Question

The lower window of a house is at a height of 2 m above the ground and its upper window is 4 m vertically above the lower window. At certain instant the angles of elevation of a balloon from these windows are observed to be 60° and 30° respectively.

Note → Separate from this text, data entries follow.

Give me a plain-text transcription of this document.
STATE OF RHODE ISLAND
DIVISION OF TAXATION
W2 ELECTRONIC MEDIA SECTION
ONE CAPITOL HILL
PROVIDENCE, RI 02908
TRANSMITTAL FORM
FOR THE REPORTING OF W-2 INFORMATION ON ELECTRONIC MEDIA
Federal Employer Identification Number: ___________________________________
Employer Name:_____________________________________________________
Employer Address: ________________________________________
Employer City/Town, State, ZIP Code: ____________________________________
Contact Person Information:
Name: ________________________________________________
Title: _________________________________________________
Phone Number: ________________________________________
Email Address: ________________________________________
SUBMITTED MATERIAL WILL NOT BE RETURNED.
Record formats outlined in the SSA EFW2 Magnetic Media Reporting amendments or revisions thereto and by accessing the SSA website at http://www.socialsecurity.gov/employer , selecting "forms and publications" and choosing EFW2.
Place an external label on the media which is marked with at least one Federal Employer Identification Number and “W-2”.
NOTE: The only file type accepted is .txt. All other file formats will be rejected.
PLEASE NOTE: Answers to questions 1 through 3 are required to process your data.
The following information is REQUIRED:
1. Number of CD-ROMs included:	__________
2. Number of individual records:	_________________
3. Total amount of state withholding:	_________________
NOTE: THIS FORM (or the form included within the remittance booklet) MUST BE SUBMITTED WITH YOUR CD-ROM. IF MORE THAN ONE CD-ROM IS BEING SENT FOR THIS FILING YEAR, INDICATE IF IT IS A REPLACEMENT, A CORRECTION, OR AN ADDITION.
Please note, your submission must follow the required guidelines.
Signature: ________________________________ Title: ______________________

Find the height of the balloon above the ground.

Answer 1

Let the height of the balloon from above the ground is H.

A and OP = w₂R = w₁Q = x

Given that, height of lower window from above the ground = w₂P = 2 m = OR

Height of upper window from above the lower window = w₁w₂ = 4 m = QR

∴ BQ = OB – (QR + RO)

= H – (4 + 2)

= H – 6

And ∠Bw₁Q = 30°

⇒ ∠Bw₂R = 60°

Now, in ΔBw₂R,

tan 60° = `"BR"/("w"_2"R") = ("BQ" + "QR")/x`

⇒ `sqrt(3) = (("H" - 6) + 4)/x`

⇒ `x = ("H" - 2)/sqrt(3)`  ...(i)

And in ΔBw₁Q,

tan 30° = `"BQ"/("w"_1"Q")`

tan 30° = `("H" - 6)/x = 1/sqrt(3)`

⇒ `x = sqrt(3)("H" - 6)`  ...(ii)

From equations (i) and (ii),

`sqrt(3)("H" - 6) = (("H" - 2))/sqrt(3)`

⇒ 3(H – 6) = H – 2

⇒ 3H – 18 = H – 2

⇒ 2H = 16

⇒ H = 8

So, the required height is 8 m.

Hence, the required height of the balloon from above the ground is 8 m.